Tom Ratcliffe’s Velvet is a fascinating piece,  an I-can’t-bear-it-but-I-can’t-look-away depiction of a young actor’s downfall, as unscrupulous industry moguls prey on his vulnerability.

He plays Tom (the name is a nod to the fact that the play, which he has written, while not autobiographical, draws on his own experiences), a recent drama school graduate, ambitious and hopeful, determined to realise his dream. He is working, just not as much as he wants, and – like most actors – he has to take on temping jobs so that he can pay his bills. His banker boyfriend, Matthew, doesn’t really understand; he thinks Tom should pursue other career options, find something more stable, but Tom has a vocation and he needs to follow his star. His mum isn’t much better; she’s over-critical and unsupportive. Tom has no one to turn to when things start to unravel.

And unravel they do, pretty much from the start, when a casting director makes a pass and Tom refuses. It’s all terribly polite, but the ramifications are life-changing. The calls dry up. He’s desperate. And, of course, there are always vultures out there, ready to take advantage of despair.

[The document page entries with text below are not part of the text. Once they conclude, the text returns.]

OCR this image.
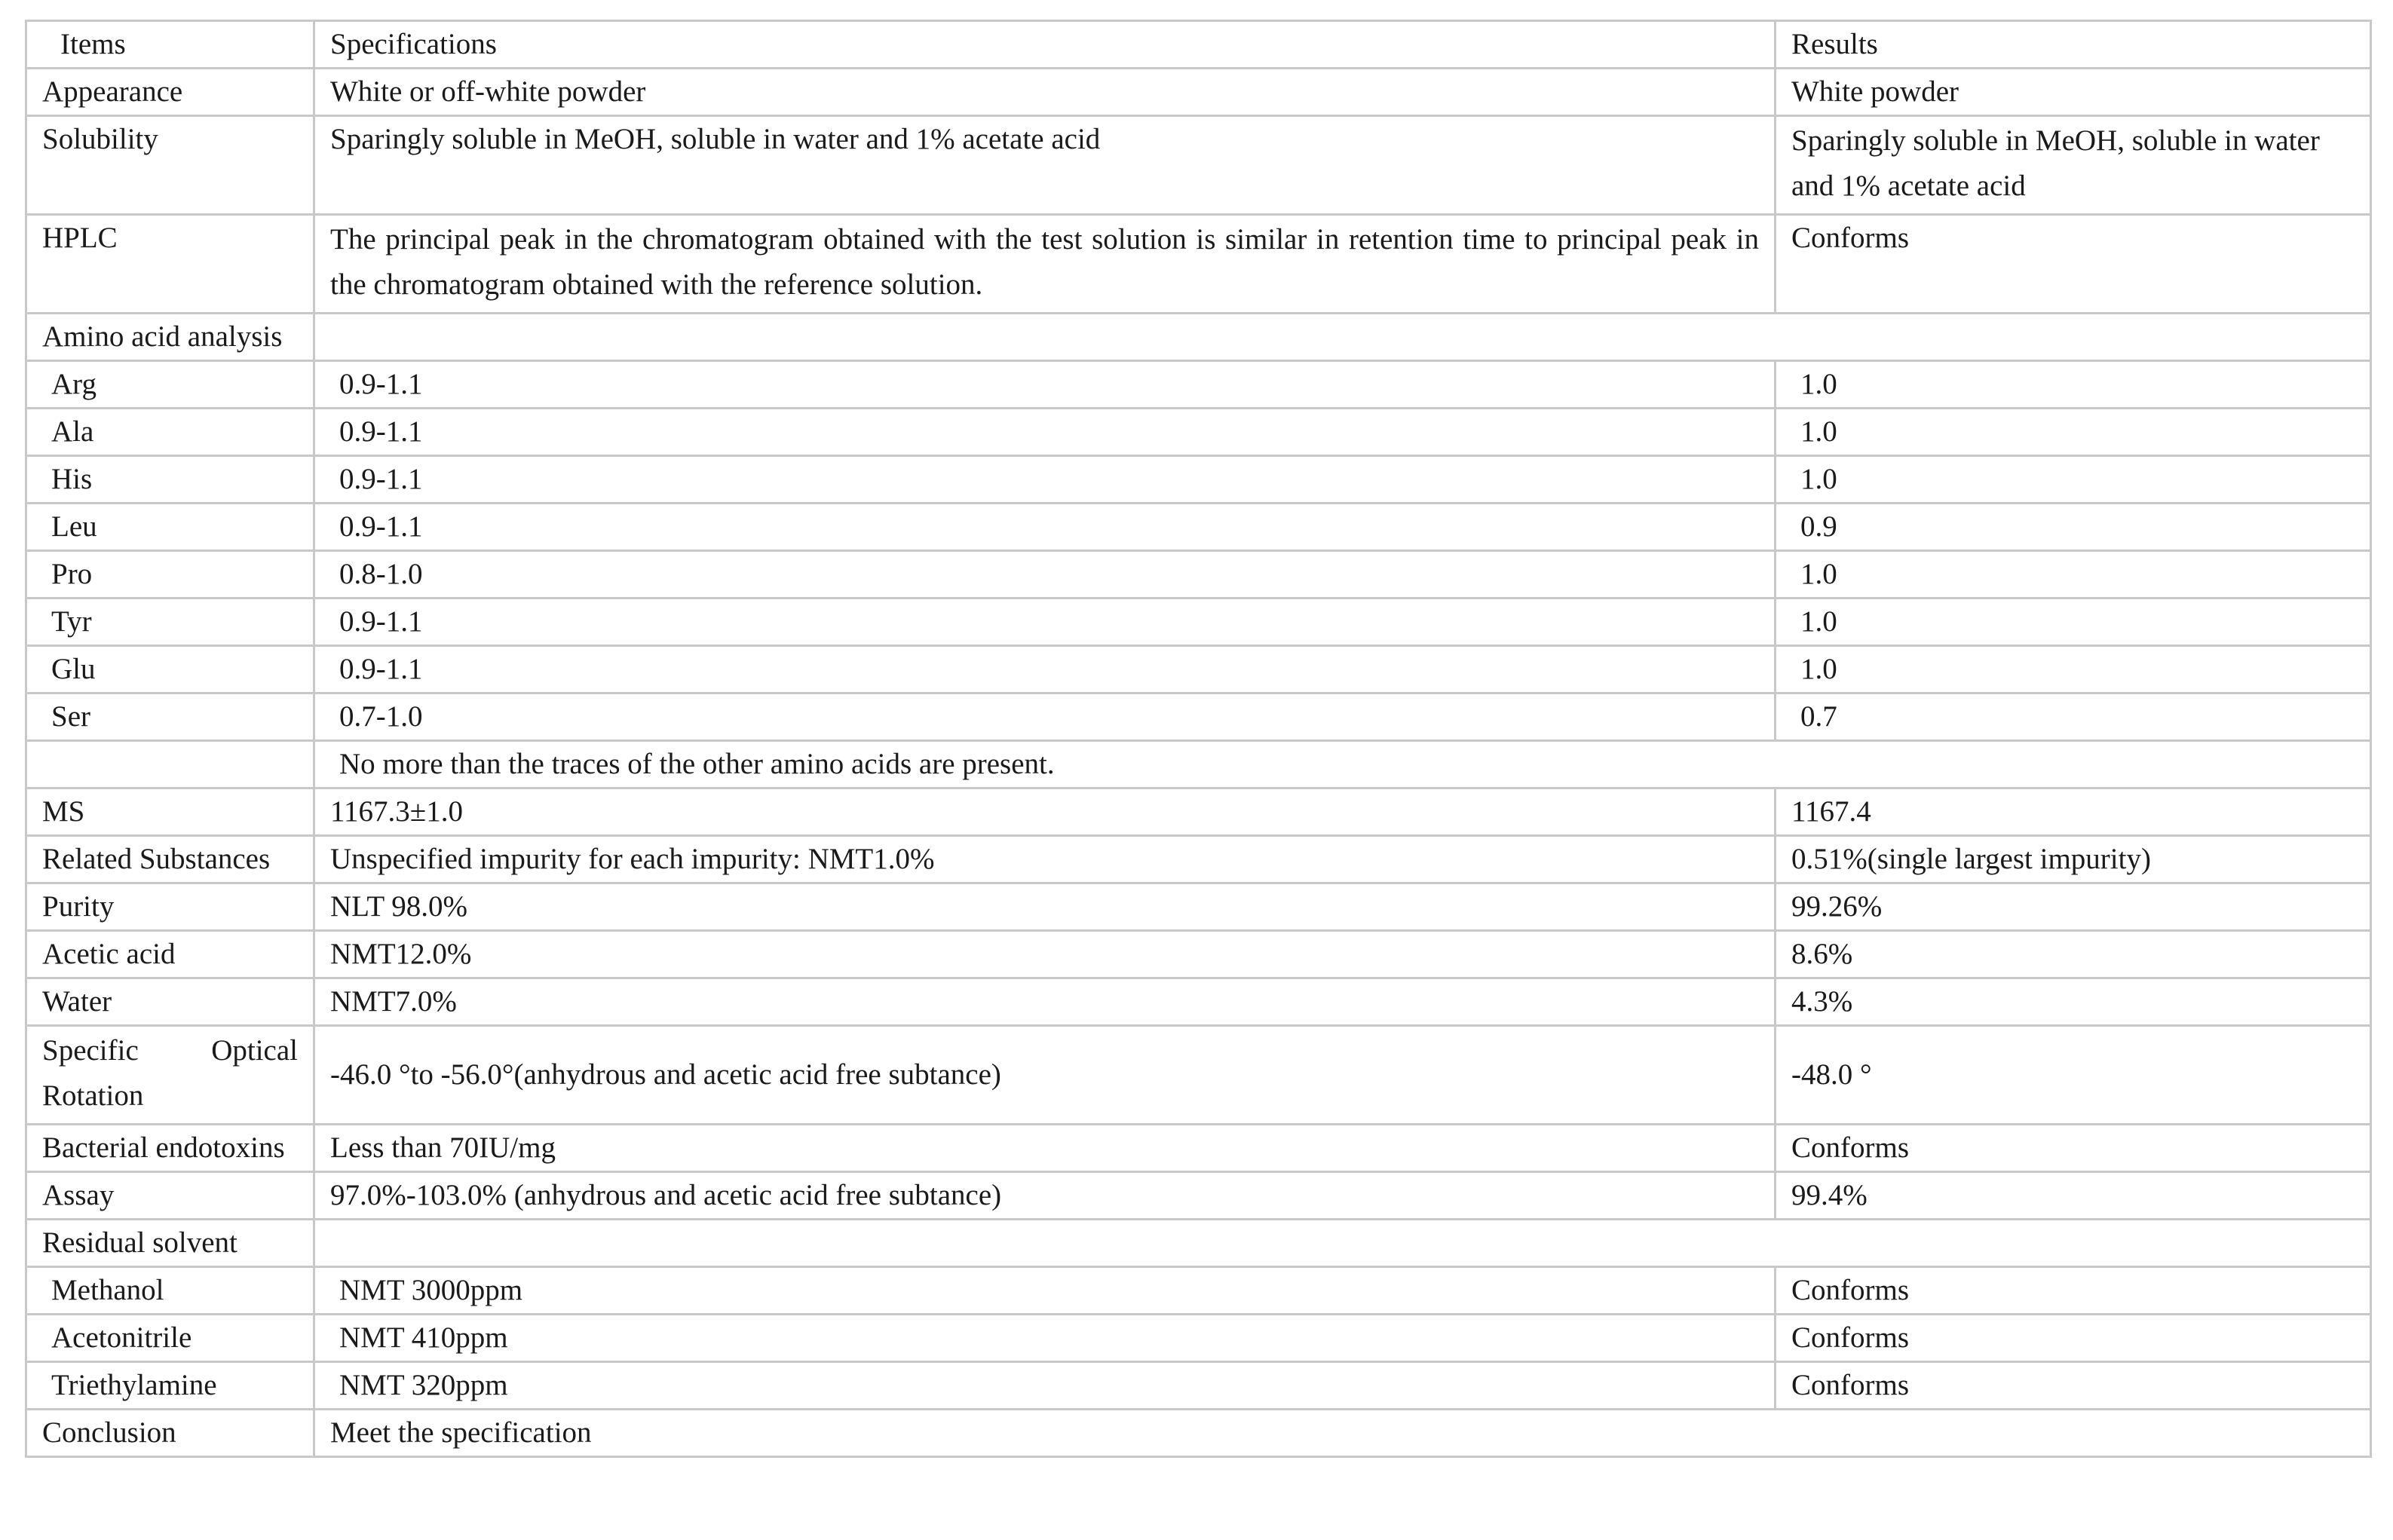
Items	Specifications	Results
Appearance	White or off-white powder	White powder
Solubility	Sparingly soluble in MeOH, soluble in water and 1% acetate acid	Sparingly soluble in MeOH, soluble in water and 1% acetate acid
HPLC	The principal peak in the chromatogram obtained with the test solution is similar in retention time to principal peak in the chromatogram obtained with the reference solution.	Conforms
Amino acid analysis		
Arg	0.9-1.1	1.0
Ala	0.9-1.1	1.0
His	0.9-1.1	1.0
Leu	0.9-1.1	0.9
Pro	0.8-1.0	1.0
Tyr	0.9-1.1	1.0
Glu	0.9-1.1	1.0
Ser	0.7-1.0	0.7
	No more than the traces of the other amino acids are present.	
MS	1167.3±1.0	1167.4
Related Substances	Unspecified impurity for each impurity: NMT1.0%	0.51%(single largest impurity)
Purity	NLT 98.0%	99.26%
Acetic acid	NMT12.0%	8.6%
Water	NMT7.0%	4.3%
Specific Optical Rotation	-46.0 °to -56.0°(anhydrous and acetic acid free subtance)	-48.0 °
Bacterial endotoxins	Less than 70IU/mg	Conforms
Assay	97.0%-103.0% (anhydrous and acetic acid free subtance)	99.4%
Residual solvent		
Methanol	NMT 3000ppm	Conforms
Acetonitrile	NMT 410ppm	Conforms
Triethylamine	NMT 320ppm	Conforms
Conclusion	Meet the specification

This is a bravura performance, captivating and engrossing; I’m utterly beguiled. There is a disarming authenticity to the piece, which draws us deep into Tom’s world. It’s a clear example, too, of why the #MeToo movement matters: there are people with too much power, abusing their positions to control the powerless. Of course Tom makes foolish decisions; he doesn’t know what else to do. The establishment have closed ranks, barred him; he hasn’t danced to their tune and now he must be punished.

It’s painful to watch, and all too convincing. Ratcliffe performs with real openness, so that Tom’s humiliation makes us hurt with him, and I find myself blinking away tears. The play’s structure is interesting, a non-linear depiction of events, with simple light and sound effects jolting us in and out of key moments. I like the image of the casting couch too, the velvet chaise longue that remains onstage throughout, a permanent reminder of what this is about.

This is a triumph, actually – and deserves a bigger audience than the one we were part of today.